While Schultz's road map for Teva's turnaround has been controversial because of the high number of layoffs and plant closings involved, the bottom line is that these unpopular moves have probably kept the company out of bankruptcy court. 

Apart from its change in leadership, Teva's clinical pipeline has also been a key part of the company's turnaround story. In 2017, the Food and Drug Administration (FDA) green-lit the drugmaker's Huntington's disease and tardive dyskinesia medicine, Austedo. This year, Austedo is forecast to haul in a healthy $350 million in annual sales.

Last year, Teva also snagged FDA approval for its migraine treatment, Ajovy. This regulatory approval should turn out to be a big deal for the company. Ajovy, after all, is forecast to achieve peak sales of $500 million, despite stiff competition from Amgen and Novartis' Aimovig, as well as Eli Lilly's Emgality. 

Teva is hoping to grab another major regulatory approval with the experimental pain medication fasinumab that's being co-developed with Regeneron Pharmaceuticals (REGN 0.80%). Teva and Regeneron have blockbuster aspirations for fasinumab as an alternative to addictive opioid painkillers. But this entire class of drugs has been plagued by dangerous skeletal side effects in clinical trials. The duo think they've found a dosage that maximizes the drug's risk-to-reward ratio, but only time will tell. 

Where do things stand now?  

Even though the North American generic drug market appears to be leveling off, Teva has two other fundamental problems. First, the company lacks a product capable of replacing Copaxone from a revenue generation standpoint. Austedo and Ajovy are solid earners, but neither is a true star like Copaxone. Fasinumab's regulatory approval is also far from guaranteed. 

So with no heir apparent to Copaxone, Teva's other major problem -- its heavy debt load -- looms large. The company may no longer be in danger of going belly-up, but the process of lowering its debt-to-equity ratio to a reasonable level could take upwards of a decade to accomplish.

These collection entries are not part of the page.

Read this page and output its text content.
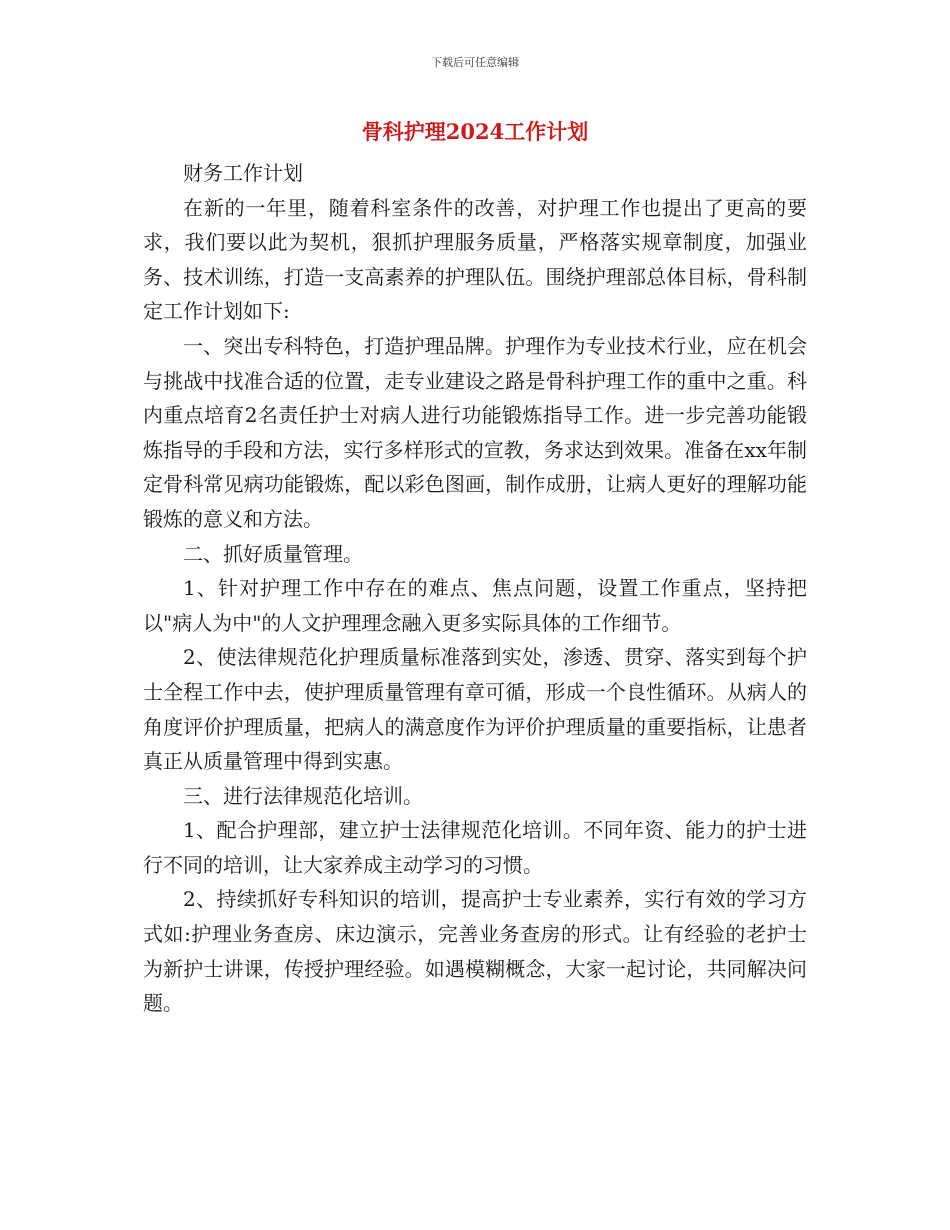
下载后可任意编辑
骨科护理2024工作计划

财务工作计划

在新的一年里，随着科室条件的改善，对护理工作也提出了更高的要求，我们要以此为契机，狠抓护理服务质量，严格落实规章制度，加强业务、技术训练，打造一支高素养的护理队伍。围绕护理部总体目标，骨科制定工作计划如下:

一、突出专科特色，打造护理品牌。护理作为专业技术行业，应在机会与挑战中找准合适的位置，走专业建设之路是骨科护理工作的重中之重。科内重点培育2名责任护士对病人进行功能锻炼指导工作。进一步完善功能锻炼指导的手段和方法，实行多样形式的宣教，务求达到效果。准备在xx年制定骨科常见病功能锻炼，配以彩色图画，制作成册，让病人更好的理解功能锻炼的意义和方法。

二、抓好质量管理。

1、针对护理工作中存在的难点、焦点问题，设置工作重点，坚持把以"病人为中"的人文护理理念融入更多实际具体的工作细节。

2、使法律规范化护理质量标准落到实处，渗透、贯穿、落实到每个护士全程工作中去，使护理质量管理有章可循，形成一个良性循环。从病人的角度评价护理质量，把病人的满意度作为评价护理质量的重要指标，让患者真正从质量管理中得到实惠。

三、进行法律规范化培训。

1、配合护理部，建立护士法律规范化培训。不同年资、能力的护士进行不同的培训，让大家养成主动学习的习惯。

2、持续抓好专科知识的培训，提高护士专业素养，实行有效的学习方式如:护理业务查房、床边演示，完善业务查房的形式。让有经验的老护士为新护士讲课，传授护理经验。如遇模糊概念，大家一起讨论，共同解决问题。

Despite these problems, however, Teva does have a clear path forward. The company's top line should flatten out toward the back end of 2019 and start heading northward early in the next decade. So there is a light at the end of the tunnel. 

So why are investors avoiding this stock? 

Teva's turnaround story is going to take five to 10 years to fully play out. That fact alone seems to explain Wall Street's apparent lack of interest in this stock. After all, this is a highly unusual market environment. Pot stocks, crypto-currency plays, and developmental biotechs have all made investors oodles of money in almost no time at all. Not many investors are willing to forgo these powerful growth vehicles for a company with a balance sheet loaded with debt, a declining top line, and a long road to recovery ahead of it.